Prosecutors charged that Espinoza violated Florida statutes on money laundering and for operating an unlicensed money transmitting business.
But the defense has argued that these laws do not apply to Espinoza's case, because he was not selling currency — he was selling bitcoin.
"It's just like you selling your own personal property," Rene Palomino Jr., Espinoza's attorney, said in a court filing. "Since bitcoins are 'goods,' Espinoza's alleged conduct is excluded from the definition of the term 'money transmitter' " under both state and federal law.
The case highlights a conundrum that has confused digital currency companies and state regulators alike: how to deal with a digital asset that is not a legal tender but can still hold value.
"Florida is dealing with the same definitional issues that many other states are dealing with, and that is how the terms currency, money, money transmission and even monetary value are defined," said Carol Van Cleef, a partner at Manatt, Phelps & Phillips.

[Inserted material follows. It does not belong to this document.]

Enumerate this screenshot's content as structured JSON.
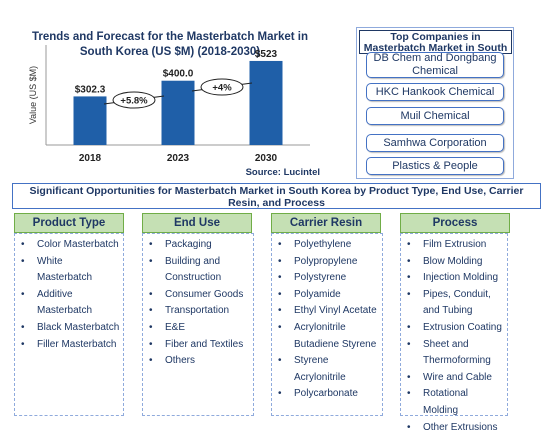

The question is being addressed in various ways by the states' governing bodies. North Carolina's legislature on Monday passed a bill to modify the definition of money transmitters to account for virtual currency companies.

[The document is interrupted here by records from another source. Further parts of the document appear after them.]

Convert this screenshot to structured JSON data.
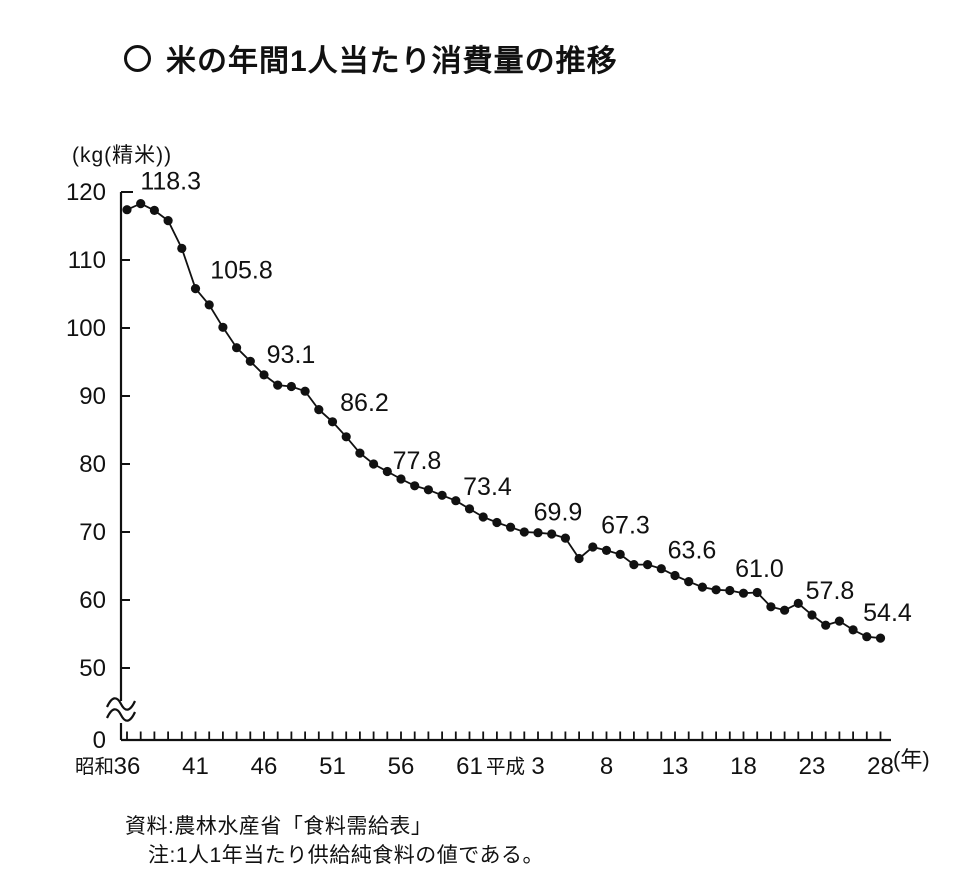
{
  "page": {
    "background": "#ffffff",
    "ink": "#111111"
  },
  "title": {
    "bullet_icon": "〇",
    "text": "米の年間1人当たり消費量の推移"
  },
  "chart_data": {
    "type": "line",
    "title": "米の年間1人当たり消費量の推移",
    "ylabel": "(kg(精米))",
    "x_unit_suffix": "(年)",
    "ylim": [
      0,
      120
    ],
    "yticks": [
      120,
      110,
      100,
      90,
      80,
      70,
      60,
      50,
      0
    ],
    "axis_break_between": [
      0,
      50
    ],
    "grid": false,
    "marker": "filled-circle",
    "line_color": "#111111",
    "years": [
      1961,
      1962,
      1963,
      1964,
      1965,
      1966,
      1967,
      1968,
      1969,
      1970,
      1971,
      1972,
      1973,
      1974,
      1975,
      1976,
      1977,
      1978,
      1979,
      1980,
      1981,
      1982,
      1983,
      1984,
      1985,
      1986,
      1987,
      1988,
      1989,
      1990,
      1991,
      1992,
      1993,
      1994,
      1995,
      1996,
      1997,
      1998,
      1999,
      2000,
      2001,
      2002,
      2003,
      2004,
      2005,
      2006,
      2007,
      2008,
      2009,
      2010,
      2011,
      2012,
      2013,
      2014,
      2015,
      2016
    ],
    "values": [
      117.4,
      118.3,
      117.3,
      115.8,
      111.7,
      105.8,
      103.4,
      100.1,
      97.1,
      95.1,
      93.1,
      91.6,
      91.4,
      90.7,
      88.0,
      86.2,
      84.0,
      81.6,
      80.0,
      78.9,
      77.8,
      76.8,
      76.2,
      75.4,
      74.6,
      73.4,
      72.2,
      71.4,
      70.7,
      70.0,
      69.9,
      69.7,
      69.1,
      66.1,
      67.8,
      67.3,
      66.7,
      65.2,
      65.2,
      64.6,
      63.6,
      62.7,
      61.9,
      61.5,
      61.4,
      61.0,
      61.1,
      59.0,
      58.5,
      59.5,
      57.8,
      56.3,
      56.9,
      55.6,
      54.6,
      54.4
    ],
    "x_tick_labels": [
      {
        "year": 1961,
        "prefix": "昭和",
        "label": "36"
      },
      {
        "year": 1966,
        "prefix": "",
        "label": "41"
      },
      {
        "year": 1971,
        "prefix": "",
        "label": "46"
      },
      {
        "year": 1976,
        "prefix": "",
        "label": "51"
      },
      {
        "year": 1981,
        "prefix": "",
        "label": "56"
      },
      {
        "year": 1986,
        "prefix": "",
        "label": "61"
      },
      {
        "year": 1991,
        "prefix": "平成",
        "label": "3"
      },
      {
        "year": 1996,
        "prefix": "",
        "label": "8"
      },
      {
        "year": 2001,
        "prefix": "",
        "label": "13"
      },
      {
        "year": 2006,
        "prefix": "",
        "label": "18"
      },
      {
        "year": 2011,
        "prefix": "",
        "label": "23"
      },
      {
        "year": 2016,
        "prefix": "",
        "label": "28"
      }
    ],
    "point_labels": [
      {
        "year": 1962,
        "text": "118.3"
      },
      {
        "year": 1966,
        "text": "105.8"
      },
      {
        "year": 1971,
        "text": "93.1"
      },
      {
        "year": 1976,
        "text": "86.2"
      },
      {
        "year": 1981,
        "text": "77.8"
      },
      {
        "year": 1986,
        "text": "73.4"
      },
      {
        "year": 1991,
        "text": "69.9"
      },
      {
        "year": 1996,
        "text": "67.3"
      },
      {
        "year": 2001,
        "text": "63.6"
      },
      {
        "year": 2006,
        "text": "61.0"
      },
      {
        "year": 2011,
        "text": "57.8"
      },
      {
        "year": 2016,
        "text": "54.4"
      }
    ]
  },
  "source": "資料:農林水産省「食料需給表」",
  "note": "注:1人1年当たり供給純食料の値である。"
}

In New York, the state's financial regulator took the matter into its own hands last year by creating the BitLicense, which implicitly acknowledges that bitcoin is a store of value.
Even federal regulators are divided about how to address bitcoin: the Internal Revenue Service regards it as property, whereas the Treasury Department's Financial Crimes Enforcement Network regulates it as a currency.
"The U.S. state and federal government is highly fragmented and each seem to have their own view on this," said Perianne Boring, the founder and president of the Chamber of Digital Commerce.
"At the Chamber, we recognize bitcoin as a digital asset because depending on the use case it can take on characteristics of all of the above" — from a property or commodity to a currency or securities instrument, Boring added.
In 2008, Florida changed its definition of money transmitter to account for companies dealing with virtual currency — but the modification was not wide-ranging enough, according to Van Cleef.
"Florida actually did intend to cover digital currencies," she said.
But it did not address how money exchanges — which cannot be performed without a license — could account for virtual currencies, she added.
"If you're giving me the digital currency in exchange for [dollars] in a face-to-face transaction, you're not moving it to another place or you're not moving it to another person," Van Cleef said.
The matter has been placed in the hands of Judge Teresa Pooler of the Miami-Dade Circuit of Florida, who is expected to deliver a ruling on the issue Friday.
"The status of the law has not caught up with technology," Palomino said. "Everybody thought [bitcoin] was going to be a fad, it would just go away. And guess what? I think it's going to stay."
In a press release after the arrests, authorities acknowledged the novelty of the case.
"All of us in law enforcement know that criminals are always seeking new ways to make their activities profitable," said State Attorney Katherine Fernandez Rundle, noting that the U.S. Secret Service had participated in the investigation. "BitCoins are just a new tool in the cyber criminal's toolkit." Her office declined to comment further on the case.
Beyond Florida, the case could serve as an example for other states, digital currency advocates say.
"If the judge rules that bitcoin is a currency , it would only apply in that state," Boring said. "However, other states could use that decision or ruling as persuasive material in their own legal systems or legislation to guide their own policy making or case decisions."
The case is likely to be litigated after Pooler's ruling. Both parties confirmed they would go to trial if they lost.